3. La loi n° 2013-504 du 14 juin 2013 relative à la sécurisation de l’emploi a donné un fondement légal au dispositif de portabilité en prévoyant, aux termes de l’article L.911-8 du Code de la Sécurité Sociale, le maintien gratuit des garanties frais de santé (c’est-à-dire des risques maladie, accident et maternité) et prévoyance (incapacité, invalidité, décès), sauf faute lourde du salarié, pendant une durée égale à la période de chômage indemnisé et dans la limite de la durée du dernier contrat de travail sans pouvoir excéder douze mois. Le nouveau dispositif légal innove à plusieurs égards par rapport au mécanisme conventionnel issu de l’ANI de 2008 :
- la durée maximale de maintien des garanties frais de santé et prévoyance est portée à douze mois contre neuf auparavant sous l’empire de l’ANI du 11 janvier 2008 ;
- le législateur a prévu que le salarié bénéficierait du maintien des garanties à titre gratuit, alors que les partenaires sociaux, dans l’ANI de 2008, avaient prévu que le maintien des garanties serait financé soit par l’ancien employeur et par l’ancien salarié conjointement dans les conditions applicables aux salariés de l’entreprise, soit par un système conventionnel de mutualisation ;
- comme le dispositif de portabilité a désormais un fondement légal, il bénéficie même aux salariés des professions qui étaient précédemment exclues du mécanisme conventionnel, puisque l’ANI de 2008 n’avait pas été élargi mais simplement étendu (professions libérales et agricoles, secteur de l’économie sociale et solidaire, presse, enseignement privé, VRP) ;
C’est au salarié qu’il incombe de justifier auprès de l’organisme assureur, à l’ouverture et pendant la période de maintien des garanties, de ce qu’il remplit les conditions requises pour bénéficier de la portabilité (CSS, art. L.911-8, 5°).

4. L’article L.911-8, 6° du Code de la Sécurité Sociale, dans sa version issue de la loi du 14 juin 2013, met à la charge de l'employeur l’obligation de signaler le maintien de ces garanties dans le certificat de travail et d’informer l'organisme assureur de la cessation du contrat de travail ouvrant droit au maintien des garanties.
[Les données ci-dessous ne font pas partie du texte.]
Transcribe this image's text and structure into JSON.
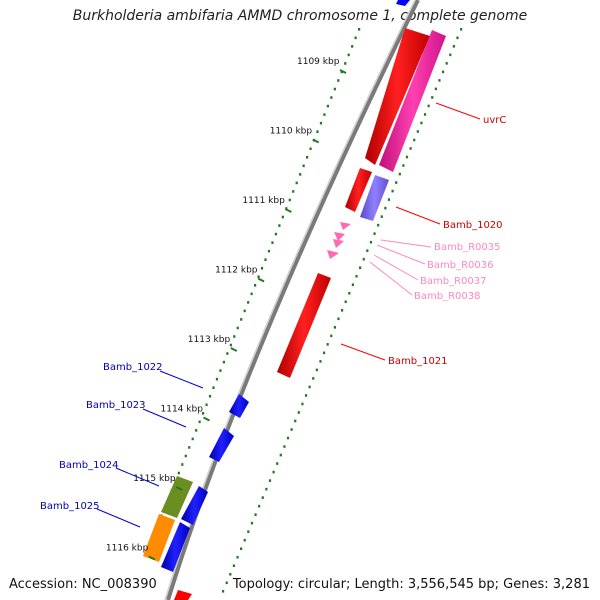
{
  "title": "Burkholderia ambifaria AMMD chromosome 1, complete genome",
  "footer": {
    "accession": "Accession: NC_008390",
    "summary": "Topology: circular; Length: 3,556,545 bp; Genes: 3,281"
  },
  "ticks": [
    "1109 kbp",
    "1110 kbp",
    "1111 kbp",
    "1112 kbp",
    "1113 kbp",
    "1114 kbp",
    "1115 kbp",
    "1116 kbp"
  ],
  "labels": {
    "uvrc": "uvrC",
    "bamb_1020": "Bamb_1020",
    "bamb_r0035": "Bamb_R0035",
    "bamb_r0036": "Bamb_R0036",
    "bamb_r0037": "Bamb_R0037",
    "bamb_r0038": "Bamb_R0038",
    "bamb_1021": "Bamb_1021",
    "bamb_1022": "Bamb_1022",
    "bamb_1023": "Bamb_1023",
    "bamb_1024": "Bamb_1024",
    "bamb_1025": "Bamb_1025"
  },
  "colors": {
    "forward_cds": "#ff0000",
    "reverse_cds": "#0000ff",
    "forward_gene": "#ff1493",
    "reverse_gene": "#7b68ee",
    "rna": "#ff69b4",
    "label_rna": "#ff88bb",
    "reverse_green": "#6b8e23",
    "reverse_orange": "#ff8c00",
    "gc_dots": "#1f7a1f",
    "backbone": "#888888"
  }
}
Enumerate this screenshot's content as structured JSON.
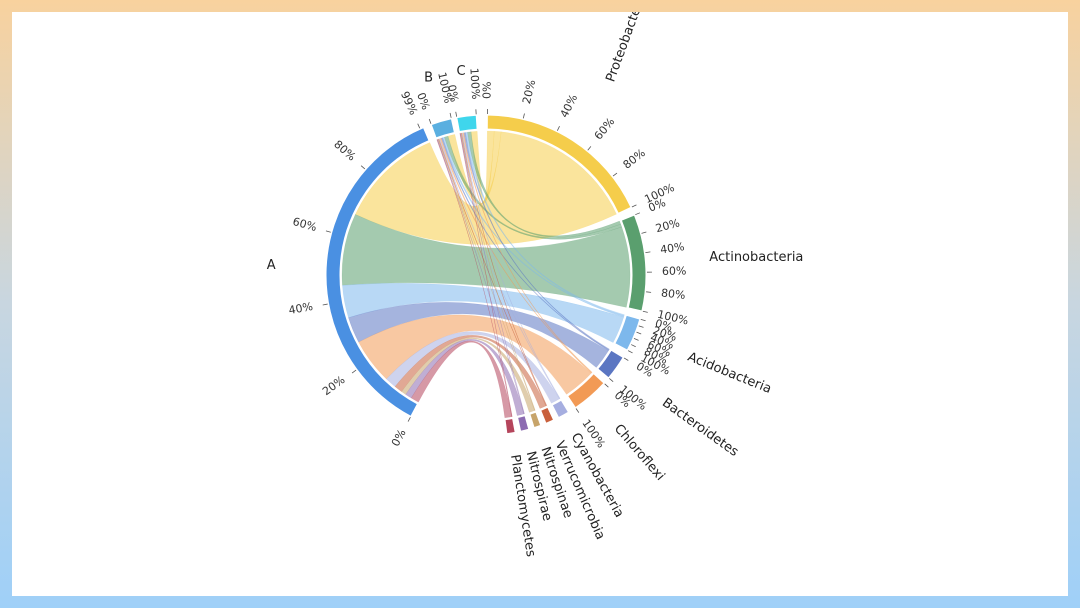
{
  "chart_data": {
    "type": "chord",
    "title": "",
    "source_groups": [
      {
        "name": "A",
        "color": "#4a90e2"
      },
      {
        "name": "B",
        "color": "#5aafe0"
      },
      {
        "name": "C",
        "color": "#3fd6ec"
      }
    ],
    "target_groups": [
      {
        "name": "Proteobacteria",
        "color": "#f5cd4b"
      },
      {
        "name": "Actinobacteria",
        "color": "#5a9f6e"
      },
      {
        "name": "Acidobacteria",
        "color": "#7db8ec"
      },
      {
        "name": "Bacteroidetes",
        "color": "#5b76c2"
      },
      {
        "name": "Chloroflexi",
        "color": "#f29a55"
      },
      {
        "name": "Cyanobacteria",
        "color": "#a6aee0"
      },
      {
        "name": "Verrucomicrobia",
        "color": "#c9603c"
      },
      {
        "name": "Nitrospinae",
        "color": "#c7a46a"
      },
      {
        "name": "Nitrospirae",
        "color": "#8c6bb1"
      },
      {
        "name": "Planctomycetes",
        "color": "#b5455c"
      }
    ],
    "links": [
      {
        "source": "A",
        "target": "Proteobacteria",
        "value": 32
      },
      {
        "source": "A",
        "target": "Actinobacteria",
        "value": 22
      },
      {
        "source": "A",
        "target": "Acidobacteria",
        "value": 10
      },
      {
        "source": "A",
        "target": "Bacteroidetes",
        "value": 8
      },
      {
        "source": "A",
        "target": "Chloroflexi",
        "value": 14
      },
      {
        "source": "A",
        "target": "Cyanobacteria",
        "value": 3.5
      },
      {
        "source": "A",
        "target": "Verrucomicrobia",
        "value": 2.5
      },
      {
        "source": "A",
        "target": "Nitrospinae",
        "value": 1.5
      },
      {
        "source": "A",
        "target": "Nitrospirae",
        "value": 2.0
      },
      {
        "source": "A",
        "target": "Planctomycetes",
        "value": 2.5
      },
      {
        "source": "B",
        "target": "Proteobacteria",
        "value": 1.5
      },
      {
        "source": "B",
        "target": "Actinobacteria",
        "value": 0.8
      },
      {
        "source": "B",
        "target": "Acidobacteria",
        "value": 0.4
      },
      {
        "source": "B",
        "target": "Bacteroidetes",
        "value": 0.3
      },
      {
        "source": "B",
        "target": "Chloroflexi",
        "value": 0.3
      },
      {
        "source": "B",
        "target": "Cyanobacteria",
        "value": 0.2
      },
      {
        "source": "B",
        "target": "Verrucomicrobia",
        "value": 0.2
      },
      {
        "source": "B",
        "target": "Nitrospinae",
        "value": 0.1
      },
      {
        "source": "B",
        "target": "Nitrospirae",
        "value": 0.1
      },
      {
        "source": "B",
        "target": "Planctomycetes",
        "value": 0.1
      },
      {
        "source": "C",
        "target": "Proteobacteria",
        "value": 1.5
      },
      {
        "source": "C",
        "target": "Actinobacteria",
        "value": 0.9
      },
      {
        "source": "C",
        "target": "Acidobacteria",
        "value": 0.5
      },
      {
        "source": "C",
        "target": "Bacteroidetes",
        "value": 0.4
      },
      {
        "source": "C",
        "target": "Chloroflexi",
        "value": 0.3
      },
      {
        "source": "C",
        "target": "Cyanobacteria",
        "value": 0.2
      },
      {
        "source": "C",
        "target": "Verrucomicrobia",
        "value": 0.2
      },
      {
        "source": "C",
        "target": "Nitrospinae",
        "value": 0.1
      },
      {
        "source": "C",
        "target": "Nitrospirae",
        "value": 0.1
      },
      {
        "source": "C",
        "target": "Planctomycetes",
        "value": 0.1
      }
    ],
    "tick_labels": {
      "A": [
        "0%",
        "20%",
        "40%",
        "60%",
        "80%",
        "99%"
      ],
      "B": [
        "0%",
        "100%"
      ],
      "C": [
        "0%",
        "100%"
      ],
      "Proteobacteria": [
        "0%",
        "20%",
        "40%",
        "60%",
        "80%",
        "100%"
      ],
      "Actinobacteria": [
        "0%",
        "20%",
        "40%",
        "60%",
        "80%",
        "100%"
      ],
      "Acidobacteria": [
        "0%",
        "20%",
        "40%",
        "60%",
        "80%",
        "100%"
      ],
      "Bacteroidetes": [
        "0%",
        "100%"
      ],
      "Chloroflexi": [
        "0%",
        "100%"
      ]
    }
  }
}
L’ensemble de ces dispositions (portabilité légale et obligation d’information) s’applique à compter du 1er juin 2014 pour les garanties frais de santé, et à compter du 1er juin 2015 pour les garanties prévoyance. Par transposition de la jurisprudence relative à l’application dans le temps de l’ANI de 2008, il y a lieu de prendre en considération la date de notification du licenciement (Cass. soc., 23 mai 2012, n° 11-17.549 : Bull. civ. V, n° 158).

Toutefois, certaines entreprises peuvent vouloir avancer au 1er juin 2014 l’applicabilité de la portabilité des garanties de prévoyance, et ce afin d’éviter la coexistence, entre le 1er juin 2014 et le 1er juin 2015, du dispositif légal (pour les garanties frais de santé) et du dispositif conventionnel issu de l’ANI du 11 janvier 2008 (pour les garanties prévoyance).
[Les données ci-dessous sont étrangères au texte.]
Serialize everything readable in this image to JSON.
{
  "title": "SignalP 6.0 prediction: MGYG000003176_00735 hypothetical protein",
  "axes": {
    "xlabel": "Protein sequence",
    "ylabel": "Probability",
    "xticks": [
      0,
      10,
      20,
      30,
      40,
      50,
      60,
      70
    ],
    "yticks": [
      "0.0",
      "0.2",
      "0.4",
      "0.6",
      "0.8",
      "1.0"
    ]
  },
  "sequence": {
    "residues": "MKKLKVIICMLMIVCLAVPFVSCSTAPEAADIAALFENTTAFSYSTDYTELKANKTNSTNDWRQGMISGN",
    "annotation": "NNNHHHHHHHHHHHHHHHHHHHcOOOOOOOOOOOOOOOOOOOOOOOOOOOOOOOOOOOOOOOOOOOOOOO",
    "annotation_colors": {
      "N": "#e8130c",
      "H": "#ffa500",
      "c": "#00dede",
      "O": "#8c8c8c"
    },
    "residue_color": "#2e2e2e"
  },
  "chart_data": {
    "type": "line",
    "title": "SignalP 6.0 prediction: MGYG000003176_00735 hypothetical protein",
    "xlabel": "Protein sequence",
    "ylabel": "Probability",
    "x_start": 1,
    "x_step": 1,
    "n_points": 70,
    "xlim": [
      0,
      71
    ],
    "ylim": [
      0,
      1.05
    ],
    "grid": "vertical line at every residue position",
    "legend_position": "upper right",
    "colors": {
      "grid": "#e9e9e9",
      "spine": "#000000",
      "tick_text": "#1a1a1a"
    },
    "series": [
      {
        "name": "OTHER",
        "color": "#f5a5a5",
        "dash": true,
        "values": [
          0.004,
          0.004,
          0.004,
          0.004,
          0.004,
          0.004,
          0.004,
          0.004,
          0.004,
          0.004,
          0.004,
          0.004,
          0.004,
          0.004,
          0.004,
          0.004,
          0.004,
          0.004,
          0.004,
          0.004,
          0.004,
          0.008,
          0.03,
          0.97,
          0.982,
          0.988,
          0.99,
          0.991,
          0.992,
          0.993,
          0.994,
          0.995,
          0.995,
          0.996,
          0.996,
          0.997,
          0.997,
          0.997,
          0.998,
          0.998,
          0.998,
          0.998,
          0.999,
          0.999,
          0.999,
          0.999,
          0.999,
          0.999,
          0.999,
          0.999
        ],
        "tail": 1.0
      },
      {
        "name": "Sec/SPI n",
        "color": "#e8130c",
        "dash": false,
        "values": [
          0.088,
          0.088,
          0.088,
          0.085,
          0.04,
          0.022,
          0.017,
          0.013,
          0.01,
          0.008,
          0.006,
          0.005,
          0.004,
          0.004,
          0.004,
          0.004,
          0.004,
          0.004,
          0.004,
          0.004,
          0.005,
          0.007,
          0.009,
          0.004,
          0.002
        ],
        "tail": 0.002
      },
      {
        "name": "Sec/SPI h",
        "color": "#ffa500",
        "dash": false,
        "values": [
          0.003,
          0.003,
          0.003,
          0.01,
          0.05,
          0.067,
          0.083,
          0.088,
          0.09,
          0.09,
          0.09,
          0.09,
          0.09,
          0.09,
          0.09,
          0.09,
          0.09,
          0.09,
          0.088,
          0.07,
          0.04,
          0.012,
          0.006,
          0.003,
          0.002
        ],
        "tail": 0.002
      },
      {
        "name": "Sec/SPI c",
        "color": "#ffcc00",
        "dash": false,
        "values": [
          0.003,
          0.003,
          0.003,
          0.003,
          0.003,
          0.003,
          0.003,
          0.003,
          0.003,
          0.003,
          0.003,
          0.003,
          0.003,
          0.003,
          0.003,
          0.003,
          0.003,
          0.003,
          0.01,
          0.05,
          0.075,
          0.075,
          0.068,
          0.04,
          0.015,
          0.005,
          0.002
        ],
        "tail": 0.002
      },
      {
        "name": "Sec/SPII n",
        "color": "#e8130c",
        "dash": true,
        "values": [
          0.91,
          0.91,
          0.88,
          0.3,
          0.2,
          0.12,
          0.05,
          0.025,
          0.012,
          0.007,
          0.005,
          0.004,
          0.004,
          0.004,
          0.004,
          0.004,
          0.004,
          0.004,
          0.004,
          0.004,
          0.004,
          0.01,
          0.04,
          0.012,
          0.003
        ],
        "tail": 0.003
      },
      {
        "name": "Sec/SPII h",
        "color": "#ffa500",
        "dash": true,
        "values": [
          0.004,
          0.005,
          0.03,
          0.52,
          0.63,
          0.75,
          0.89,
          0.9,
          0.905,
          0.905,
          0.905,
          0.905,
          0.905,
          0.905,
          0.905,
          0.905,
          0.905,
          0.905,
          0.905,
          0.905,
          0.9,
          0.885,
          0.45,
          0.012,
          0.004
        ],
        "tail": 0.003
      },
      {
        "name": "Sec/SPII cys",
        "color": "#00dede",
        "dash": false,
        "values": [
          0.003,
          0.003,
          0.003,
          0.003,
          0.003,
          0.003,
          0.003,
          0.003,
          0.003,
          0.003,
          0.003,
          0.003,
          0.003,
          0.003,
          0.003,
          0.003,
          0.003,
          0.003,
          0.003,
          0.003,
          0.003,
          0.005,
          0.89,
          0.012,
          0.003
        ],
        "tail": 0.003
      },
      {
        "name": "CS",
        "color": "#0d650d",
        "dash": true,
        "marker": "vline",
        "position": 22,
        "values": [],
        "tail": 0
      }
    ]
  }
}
5. En fin de compte, alors que jusqu’à présent l’employeur informait le salarié du maintien temporaire de ses garanties dans la lettre de licenciement, le législateur lui impose désormais de le faire dans le certificat de travail. Bien évidemment, l’employeur peut également signaler le maintien des garanties dans la lettre de licenciement. Depuis le 1er juin 2014, les entreprises dans lesquelles un régime de protection complémentaire a été mis en place doivent donc veiller à signaler dans le corps du certificat de travail délivré au salarié le maintien des garanties frais de santé. A compter du 1er juin 2015, elles devront également veiller à indiquer dans le certificat de travail le maintien des garanties de prévoyance.
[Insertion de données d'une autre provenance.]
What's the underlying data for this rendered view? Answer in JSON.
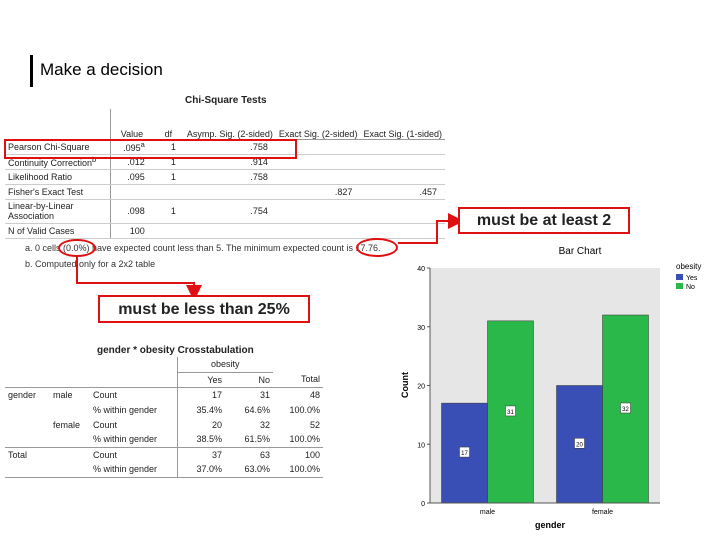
{
  "slide": {
    "title": "Make a decision"
  },
  "chi_square": {
    "title": "Chi-Square Tests",
    "headers": [
      "",
      "Value",
      "df",
      "Asymp. Sig. (2-sided)",
      "Exact Sig. (2-sided)",
      "Exact Sig. (1-sided)"
    ],
    "rows": [
      {
        "label": "Pearson Chi-Square",
        "value": ".095",
        "sup": "a",
        "df": "1",
        "asymp": ".758",
        "exact2": "",
        "exact1": ""
      },
      {
        "label": "Continuity Correction",
        "value": ".012",
        "sup": "b",
        "df": "1",
        "asymp": ".914",
        "exact2": "",
        "exact1": ""
      },
      {
        "label": "Likelihood Ratio",
        "value": ".095",
        "sup": "",
        "df": "1",
        "asymp": ".758",
        "exact2": "",
        "exact1": ""
      },
      {
        "label": "Fisher's Exact Test",
        "value": "",
        "sup": "",
        "df": "",
        "asymp": "",
        "exact2": ".827",
        "exact1": ".457"
      },
      {
        "label": "Linear-by-Linear Association",
        "value": ".098",
        "sup": "",
        "df": "1",
        "asymp": ".754",
        "exact2": "",
        "exact1": ""
      },
      {
        "label": "N of Valid Cases",
        "value": "100",
        "sup": "",
        "df": "",
        "asymp": "",
        "exact2": "",
        "exact1": ""
      }
    ],
    "footnote_a": "a. 0 cells (0.0%) have expected count less than 5. The minimum expected count is 17.76.",
    "footnote_b": "b. Computed only for a 2x2 table"
  },
  "callouts": {
    "must_be_at_least": "must be at least 2",
    "must_be_less_than": "must be less than 25%"
  },
  "crosstab": {
    "title": "gender * obesity Crosstabulation",
    "col_group": "obesity",
    "cols": [
      "Yes",
      "No",
      "Total"
    ],
    "rows": [
      {
        "g1": "gender",
        "g2": "male",
        "stat": "Count",
        "v": [
          "17",
          "31",
          "48"
        ]
      },
      {
        "g1": "",
        "g2": "",
        "stat": "% within gender",
        "v": [
          "35.4%",
          "64.6%",
          "100.0%"
        ]
      },
      {
        "g1": "",
        "g2": "female",
        "stat": "Count",
        "v": [
          "20",
          "32",
          "52"
        ]
      },
      {
        "g1": "",
        "g2": "",
        "stat": "% within gender",
        "v": [
          "38.5%",
          "61.5%",
          "100.0%"
        ]
      },
      {
        "g1": "Total",
        "g2": "",
        "stat": "Count",
        "v": [
          "37",
          "63",
          "100"
        ]
      },
      {
        "g1": "",
        "g2": "",
        "stat": "% within gender",
        "v": [
          "37.0%",
          "63.0%",
          "100.0%"
        ]
      }
    ]
  },
  "chart_data": {
    "type": "bar",
    "title": "Bar Chart",
    "xlabel": "gender",
    "ylabel": "Count",
    "categories": [
      "male",
      "female"
    ],
    "series": [
      {
        "name": "Yes",
        "values": [
          17,
          20
        ],
        "color": "#3a4fb5"
      },
      {
        "name": "No",
        "values": [
          31,
          32
        ],
        "color": "#2bb84a"
      }
    ],
    "legend_title": "obesity",
    "legend_position": "top-right",
    "ylim": [
      0,
      40
    ],
    "yticks": [
      "0",
      "10",
      "20",
      "30",
      "40"
    ]
  }
}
6. Tout manquement à ces obligations d’information pourrait exposer l’employeur, si le risque se réalise pendant la période de maintien des garanties, à être condamné à verser au salarié les prestations auxquelles ce dernier aurait eu droit s’il avait été convenablement informé du maintien temporaire de ses droits et s’il avait par conséquent été à même d’effectuer les démarches nécessaires auprès de l’organisme assureur pour bénéficier de la portabilité.